Le Passe Muraille

Il n’y avait pas de fleuves sur la terre

Récit inédit de J.M.G. Le Clézio

Autrefois, il n’y avait pas de fleuves sur la terre. La seule eau que connaissaient les hommes, dans l’immense forêt qui recouvrait le monde, était celle qui tombait du ciel, Kwi, l’eau de la pluie, et qui se perdait dans les profondeurs de la terre.

Alors, les hommes ne connaissaient pas le repos, et pour étancher leur soif, ils devaient boire à la coupe des feuilles les perles de rosée et laper, comme font les animaux, dans les flaques boueuses au creux des roches.

Un jour, pourtant, un enfant partit à la recherche des sources de l’eau. A travers la forêt, il marcha pendant des jours, jusqu’à ce que ses pieds fussent en sang et son visage meurtri par les branches épineuses. Un soir qu’il se reposait au pied d’un arbre gigantesque, il vit quelque chose d’étrange. A coté de lui, une large colonne de fourmis noires avançait en ordre à travers les mousses, traçant une route qui surgissait du fond de la forêt et se dirigeait jusqu’à l’arbre. le jeune garçon les observa longtemps sans faire un mouvement de peur de les distraire. La colonne de fourmis s’enfonçait entre les racines du grand arbre, par une cavité qui semblait communiquer avec le monde du dessous.

L’enfant était tout de même effrayé, car il savait ce que les anciens contaient à propos du monde qui est sous la terre, ce monde où ne vivent que les fantômes sans bouche qui hument leur nourriture et ne voient jamais la lumière du jour. Puis il osa s’approcher très lentement de l’orifice et il vit que les fourmis, après être descendues sous terre, ressortaient en portant une goutte d’eau dans leurs mandibules.

Une émotion violente le saisit et le fit trembler. Il comprit qu’il venait de découvrir le lieu secret où était gardée toute l’eau du ciel. C’était le grand arbre kwipo, qui se dresse très haut au-dessus des autres dans la forêt, si haut que parfois le dieu du tonnerre le frappe de sa main et le déchire avec ses ongles de pierre.

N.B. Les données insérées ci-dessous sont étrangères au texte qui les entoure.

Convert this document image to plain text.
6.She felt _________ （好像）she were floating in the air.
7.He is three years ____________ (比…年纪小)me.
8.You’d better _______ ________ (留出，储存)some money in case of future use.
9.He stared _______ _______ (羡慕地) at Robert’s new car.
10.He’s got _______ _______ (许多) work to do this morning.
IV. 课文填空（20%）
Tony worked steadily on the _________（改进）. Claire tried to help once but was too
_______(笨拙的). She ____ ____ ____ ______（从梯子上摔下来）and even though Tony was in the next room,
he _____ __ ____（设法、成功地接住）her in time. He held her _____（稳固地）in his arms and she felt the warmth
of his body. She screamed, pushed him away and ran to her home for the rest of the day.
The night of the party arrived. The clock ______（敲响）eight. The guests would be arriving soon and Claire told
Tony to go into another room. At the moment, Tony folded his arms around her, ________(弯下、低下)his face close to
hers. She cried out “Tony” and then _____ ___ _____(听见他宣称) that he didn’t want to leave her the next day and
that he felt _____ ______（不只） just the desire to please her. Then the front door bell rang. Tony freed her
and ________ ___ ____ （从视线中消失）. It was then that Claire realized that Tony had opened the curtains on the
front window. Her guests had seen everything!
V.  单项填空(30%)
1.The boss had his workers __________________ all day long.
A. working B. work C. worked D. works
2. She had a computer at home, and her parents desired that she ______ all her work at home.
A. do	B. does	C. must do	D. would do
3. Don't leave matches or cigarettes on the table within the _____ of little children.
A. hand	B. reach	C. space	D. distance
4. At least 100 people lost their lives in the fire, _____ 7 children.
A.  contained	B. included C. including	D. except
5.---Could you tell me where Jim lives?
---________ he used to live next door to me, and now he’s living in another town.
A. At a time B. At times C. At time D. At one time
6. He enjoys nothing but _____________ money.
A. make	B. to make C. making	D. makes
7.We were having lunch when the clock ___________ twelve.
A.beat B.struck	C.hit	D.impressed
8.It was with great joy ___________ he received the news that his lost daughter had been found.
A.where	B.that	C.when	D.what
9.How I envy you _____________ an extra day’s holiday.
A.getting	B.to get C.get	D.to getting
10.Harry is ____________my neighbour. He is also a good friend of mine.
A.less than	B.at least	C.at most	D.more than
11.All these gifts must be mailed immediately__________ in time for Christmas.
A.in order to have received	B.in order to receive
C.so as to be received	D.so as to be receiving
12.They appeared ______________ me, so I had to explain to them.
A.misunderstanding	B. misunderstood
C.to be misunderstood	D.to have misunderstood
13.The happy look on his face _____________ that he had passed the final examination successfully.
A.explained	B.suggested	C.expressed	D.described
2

Mais l’arbre était si grand et fort que l’enfant comprit qu’il ne pourrait en venir à bout tout seul. Il appela à l’aide, mais il était très loin des maisons des gens de sa tribu, et personne ne répondit à son appel. Seul, un pivert vola jusqu’à lui. Ensemble, l’enfant et l’oiseau creusèrent à la base du grand arbre. Jour après jour, l’un avec son bec, l’autre avec une hache de pierre, ils creusèrent le tronc de l’arbre, et la forêt résonnait étrangement de leur travail. Puis, un matin, l’arbre kwipo, rongé à sa base, commença à plier. Dans un grand craquement, pareil au bruit du tonnerre, l’arbre s’écroula sur la terre, et tandis qu’il tombait, l’enfant et le pivert se regardèrent avec leurs yeux étonnés, car le monde n’allait jamais plus être le même: des racines de l’arbre jaillirent les sources, le tronc si large et si grand devint le corps du fleuve, et les branches et les feuilles se perdirent dans la mer.

Depuis ce temps, les hommes connaissent l’eau des fleuves, et ils respectent les arbres kwipo qui la leur ont donnée – et les fourmis noires portent toujours, en signe des temps anciens, la goutte qui brille dans leurs mandibules.

J.M.G. Le Clézio

Légende des Indiens Embera (Colombie-Panama). Jean-Marie Gustave Le Clézio, jadis, a vécu parmi eux. «…Les Indiens ne représentent pas la vie, ils n’ont pas besoin d’analyser les événements. Au contraire, ils vivent les représentations des mystères, ils suivent les traces peintes…» (HAI – Champs, Flammarion).